Life's waiting for me.

I'm fourteen. I'm young. I recently left the stages of being a child. I'm stuck in between kid and grown up, just like all other teenagers. And now I'm told to plan my life. Choose a new school, choose subjects, choose an education, choose a career, choose a job, choose a life. I am fourteen yet already standing on the edge of being young. I'm realizing how close I am to making all decisions on my own, and it both scares me and excites me.
Next year, I could pack my bags and move to Gothenburg. I could study music, like I've been dreaming of for so long. Or I could go to Stockholm. I could start my own life there. A small apartment of 18 square metres, in a city where all I dream of isn't more than a kilometer away. I've been dreaming of it for oh so long, but never realized how soon it'll actually happen. A year could seem like a lot, but it will be me, alone out there. I won't become another person, I have learned that now. Before, when I was planning things further in time, I was thinking of my-further-self like someone else, but when actually standing there on the date of the happening it was just me.
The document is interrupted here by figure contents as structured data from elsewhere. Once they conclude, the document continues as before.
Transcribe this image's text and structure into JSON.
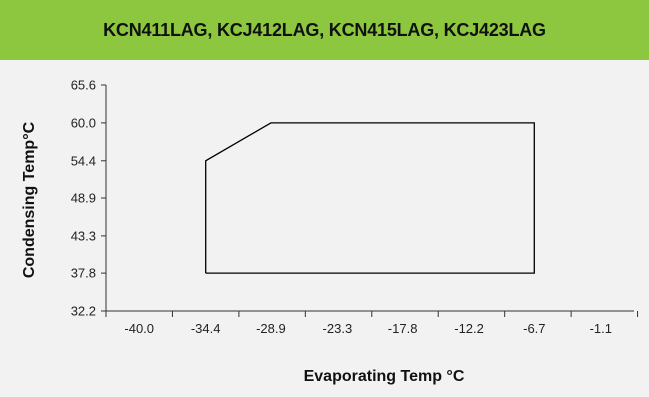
{
  "chart_data": {
    "type": "area",
    "title": "KCN411LAG, KCJ412LAG, KCN415LAG, KCJ423LAG",
    "xlabel": "Evaporating Temp °C",
    "ylabel": "Condensing Temp°C",
    "x_ticks": [
      -40.0,
      -34.4,
      -28.9,
      -23.3,
      -17.8,
      -12.2,
      -6.7,
      -1.1
    ],
    "x_tick_labels": [
      "-40.0",
      "-34.4",
      "-28.9",
      "-23.3",
      "-17.8",
      "-12.2",
      "-6.7",
      "-1.1"
    ],
    "y_ticks": [
      32.2,
      37.8,
      43.3,
      48.9,
      54.4,
      60.0,
      65.6
    ],
    "y_tick_labels": [
      "32.2",
      "37.8",
      "43.3",
      "48.9",
      "54.4",
      "60.0",
      "65.6"
    ],
    "xlim": [
      -42.8,
      1.7
    ],
    "ylim": [
      32.2,
      65.6
    ],
    "grid": false,
    "series": [
      {
        "x": [
          -34.4,
          -34.4,
          -28.9,
          -6.7,
          -6.7,
          -34.4
        ],
        "y": [
          37.8,
          54.4,
          60.0,
          60.0,
          37.8,
          37.8
        ]
      }
    ]
  },
  "colors": {
    "header": "#8dc63f",
    "panel": "#f2f2f2",
    "envelope_stroke": "#000000"
  }
}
I hadn't lost any weight and I had woken up that morning not knowing what to wear, still as bored with my wardrobe as usual. Still everything I've always been. So in a year from now, I will stand there with my life stuffed in bags, ready to move it on. It will be me, blood and flesh, and no super hero. Can I make this on my own?

It excites me, because I'd meet so many different kinds of people and make new friends. I'd study music, drama, dance and art - precious subjects to me. I'd live where "the action is", close to stores, restaurants, boulevards, all sorts of entertainment, all sorts of knowledge, all sorts of everything. I know that it'd inspire me to keep going a lot more than going to school here.
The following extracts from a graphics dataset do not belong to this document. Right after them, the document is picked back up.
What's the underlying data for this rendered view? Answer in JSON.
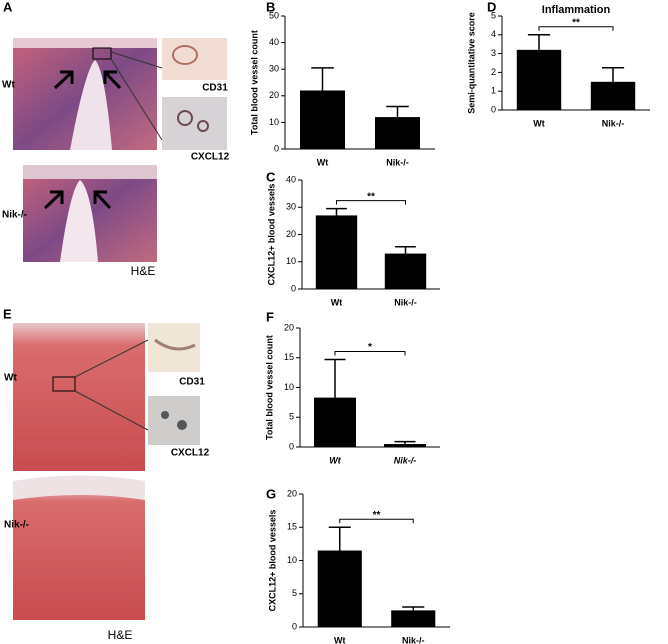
{
  "histology": [
    {
      "label": "A",
      "top_label": "Wt",
      "bottom_label": "Nik-/-",
      "insets": [
        "CD31",
        "CXCL12"
      ],
      "stain": "H&E"
    },
    {
      "label": "E",
      "top_label": "Wt",
      "bottom_label": "Nik-/-",
      "insets": [
        "CD31",
        "CXCL12"
      ],
      "stain": "H&E"
    }
  ],
  "chart_data": [
    {
      "type": "bar",
      "label": "B",
      "ylabel": "Total blood vessel count",
      "categories": [
        "Wt",
        "Nik-/-"
      ],
      "series": [
        {
          "color": "#000000",
          "values": [
            22,
            12
          ],
          "errors": [
            8.5,
            4
          ]
        }
      ],
      "ylim": [
        0,
        50
      ],
      "yticks": [
        0,
        10,
        20,
        30,
        40,
        50
      ]
    },
    {
      "type": "bar",
      "label": "D",
      "title": "Inflammation",
      "ylabel": "Semi-quantitative score",
      "categories": [
        "Wt",
        "Nik-/-"
      ],
      "series": [
        {
          "color": "#000000",
          "values": [
            3.2,
            1.5
          ],
          "errors": [
            0.8,
            0.75
          ]
        }
      ],
      "ylim": [
        0,
        5
      ],
      "yticks": [
        0,
        1,
        2,
        3,
        4,
        5
      ],
      "significance": "**"
    },
    {
      "type": "bar",
      "label": "C",
      "ylabel": "CXCL12+ blood vessels",
      "categories": [
        "Wt",
        "Nik-/-"
      ],
      "series": [
        {
          "color": "#000000",
          "values": [
            27,
            13
          ],
          "errors": [
            2.5,
            2.5
          ]
        }
      ],
      "ylim": [
        0,
        40
      ],
      "yticks": [
        0,
        10,
        20,
        30,
        40
      ],
      "significance": "**"
    },
    {
      "type": "bar",
      "label": "F",
      "ylabel": "Total blood vessel count",
      "categories": [
        "Wt",
        "Nik-/-"
      ],
      "series": [
        {
          "color": "#000000",
          "values": [
            8.3,
            0.5
          ],
          "errors": [
            6.4,
            0.4
          ]
        }
      ],
      "ylim": [
        0,
        20
      ],
      "yticks": [
        0,
        5,
        10,
        15,
        20
      ],
      "significance": "*",
      "italic_categories": true
    },
    {
      "type": "bar",
      "label": "G",
      "ylabel": "CXCL12+ blood vessels",
      "categories": [
        "Wt",
        "Nik-/-"
      ],
      "series": [
        {
          "color": "#000000",
          "values": [
            11.5,
            2.5
          ],
          "errors": [
            3.5,
            0.5
          ]
        }
      ],
      "ylim": [
        0,
        20
      ],
      "yticks": [
        0,
        5,
        10,
        15,
        20
      ],
      "significance": "**"
    }
  ]
}
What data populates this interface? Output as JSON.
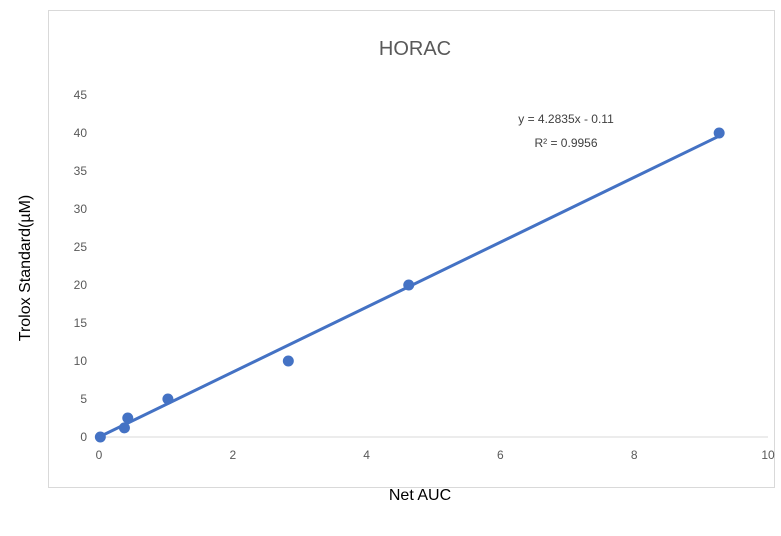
{
  "chart_data": {
    "type": "scatter",
    "title": "HORAC",
    "xlabel": "Net AUC",
    "ylabel": "Trolox Standard(µM)",
    "xlim": [
      0,
      10
    ],
    "ylim": [
      0,
      45
    ],
    "x_ticks": [
      "0",
      "2",
      "4",
      "6",
      "8",
      "10"
    ],
    "y_ticks": [
      "0",
      "5",
      "10",
      "15",
      "20",
      "25",
      "30",
      "35",
      "40",
      "45"
    ],
    "grid": false,
    "legend": "none",
    "series": [
      {
        "x": [
          0.02,
          0.38,
          0.43,
          1.03,
          2.83,
          4.63,
          9.27
        ],
        "y": [
          0,
          1.2,
          2.5,
          5,
          10,
          20,
          40
        ]
      }
    ],
    "trendline": {
      "slope": 4.2835,
      "intercept": -0.11,
      "x_range": [
        0,
        9.27
      ],
      "equation": "y = 4.2835x - 0.11",
      "r2_label": "R² = 0.9956"
    },
    "colors": {
      "series": "#4472c4",
      "axis": "#d9d9d9",
      "text": "#595959"
    }
  }
}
But it scares me. Because maybe I'd lose so many friends. I might miss seeing faces I'm sick of seeing nowadays. And what if I get terribly lonely? And what if "the action" gets dangerous? And in a way, I can't get back if I leave next year. The coming education is a three-year-programme. I'll be eighteen when graduating. That's when most people move out - what about me? Should I move back home? No. I dream of moving to London after graduation.
So maybe, all I've got left here is one year. It freaks the hell out of me. Yet it's the most fantastic thought in the whole wide world.
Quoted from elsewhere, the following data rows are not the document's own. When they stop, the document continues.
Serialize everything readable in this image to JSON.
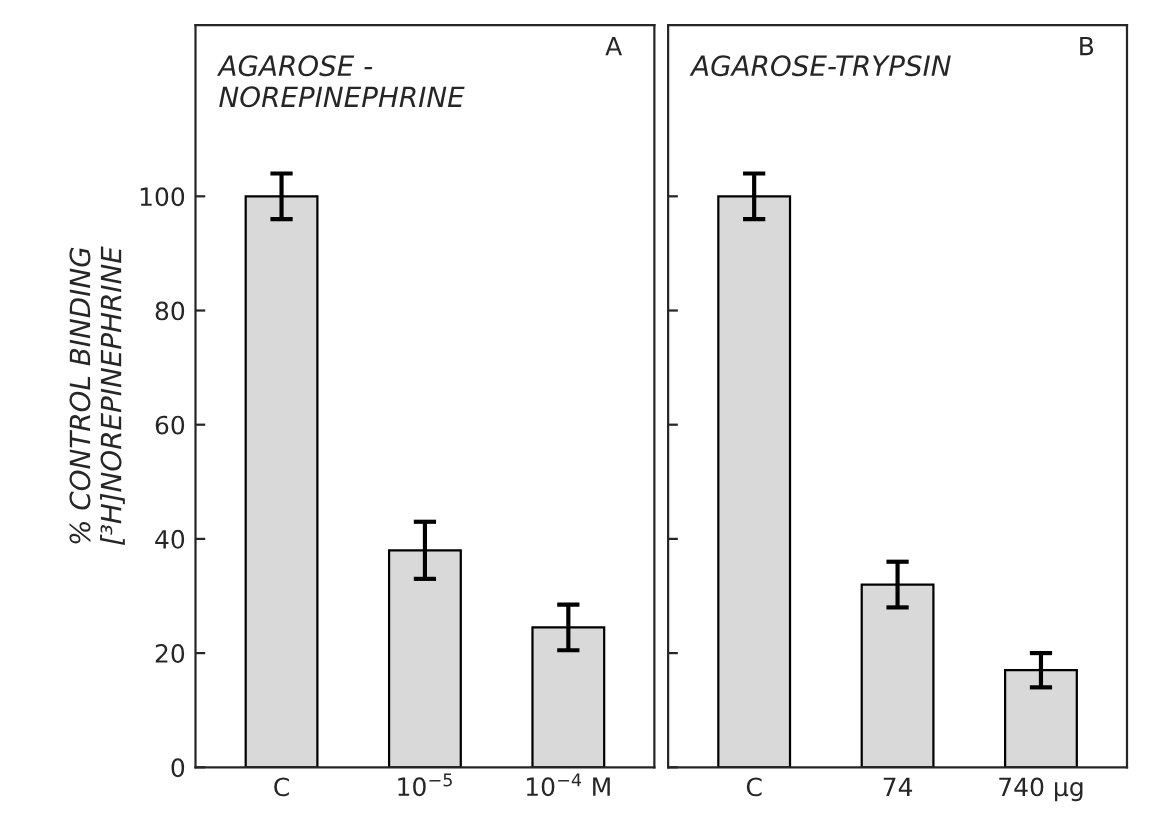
{
  "chart_data": [
    {
      "type": "bar",
      "title": "AGAROSE -\nNOREPINEPHRINE",
      "ylabel": "% CONTROL BINDING\n[³H]NOREPINEPHRINE",
      "categories": [
        "C",
        "10$^{−5}$",
        "10$^{−4}$ M"
      ],
      "values": [
        100,
        38,
        24.5
      ],
      "errors": [
        4,
        5,
        4
      ],
      "color": "#d9d9d9",
      "ylim": [
        0,
        130
      ],
      "yticks": [
        0,
        20,
        40,
        60,
        80,
        100
      ],
      "annotations": [
        "A"
      ],
      "grid": false
    },
    {
      "type": "bar",
      "title": "AGAROSE-TRYPSIN",
      "categories": [
        "C",
        "74",
        "740 µg"
      ],
      "values": [
        100,
        32,
        17
      ],
      "errors": [
        4,
        4,
        3
      ],
      "color": "#d9d9d9",
      "ylim": [
        0,
        130
      ],
      "yticks": [
        0,
        20,
        40,
        60,
        80,
        100
      ],
      "annotations": [
        "B"
      ],
      "tick_labels": "x",
      "grid": false
    }
  ]
}
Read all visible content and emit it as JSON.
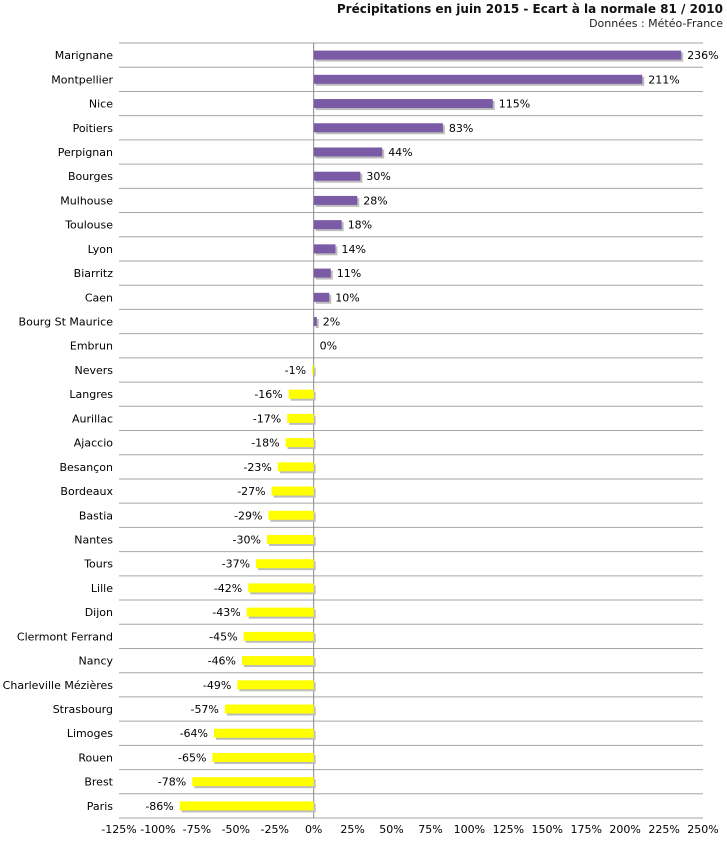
{
  "chart_data": {
    "type": "bar",
    "orientation": "horizontal",
    "title": "Précipitations en juin 2015 - Ecart à la normale 81 / 2010",
    "subtitle": "Données : Météo-France",
    "categories": [
      "Marignane",
      "Montpellier",
      "Nice",
      "Poitiers",
      "Perpignan",
      "Bourges",
      "Mulhouse",
      "Toulouse",
      "Lyon",
      "Biarritz",
      "Caen",
      "Bourg St Maurice",
      "Embrun",
      "Nevers",
      "Langres",
      "Aurillac",
      "Ajaccio",
      "Besançon",
      "Bordeaux",
      "Bastia",
      "Nantes",
      "Tours",
      "Lille",
      "Dijon",
      "Clermont Ferrand",
      "Nancy",
      "Charleville Mézières",
      "Strasbourg",
      "Limoges",
      "Rouen",
      "Brest",
      "Paris"
    ],
    "values": [
      236,
      211,
      115,
      83,
      44,
      30,
      28,
      18,
      14,
      11,
      10,
      2,
      0,
      -1,
      -16,
      -17,
      -18,
      -23,
      -27,
      -29,
      -30,
      -37,
      -42,
      -43,
      -45,
      -46,
      -49,
      -57,
      -64,
      -65,
      -78,
      -86
    ],
    "data_labels": [
      "236%",
      "211%",
      "115%",
      "83%",
      "44%",
      "30%",
      "28%",
      "18%",
      "14%",
      "11%",
      "10%",
      "2%",
      "0%",
      "-1%",
      "-16%",
      "-17%",
      "-18%",
      "-23%",
      "-27%",
      "-29%",
      "-30%",
      "-37%",
      "-42%",
      "-43%",
      "-45%",
      "-46%",
      "-49%",
      "-57%",
      "-64%",
      "-65%",
      "-78%",
      "-86%"
    ],
    "xlim": [
      -125,
      250
    ],
    "xticks": [
      -125,
      -100,
      -75,
      -50,
      -25,
      0,
      25,
      50,
      75,
      100,
      125,
      150,
      175,
      200,
      225,
      250
    ],
    "xtick_labels": [
      "-125%",
      "-100%",
      "-75%",
      "-50%",
      "-25%",
      "0%",
      "25%",
      "50%",
      "75%",
      "100%",
      "125%",
      "150%",
      "175%",
      "200%",
      "225%",
      "250%"
    ],
    "grid": "horizontal",
    "legend": "none",
    "colors": {
      "positive": "#7b5ba6",
      "negative": "#ffff00",
      "shadow": "#bdbdbd",
      "gridline": "#a6a6a6",
      "axis": "#888888"
    }
  }
}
Is this really the end of being a child? It can't be. I'm not ready... yet oh so fucking ready. I just want to spread my wings and fly. All my life, my ambition has been being free. I could be free for real next year if I choose that. But I'm so scared. I thought it'd never be me. I thought it'd be someone sophisticated, someone ready for it.
But this is my dream, so close now. It's just around the corner. I just don't know if I'm fast enough to catch it.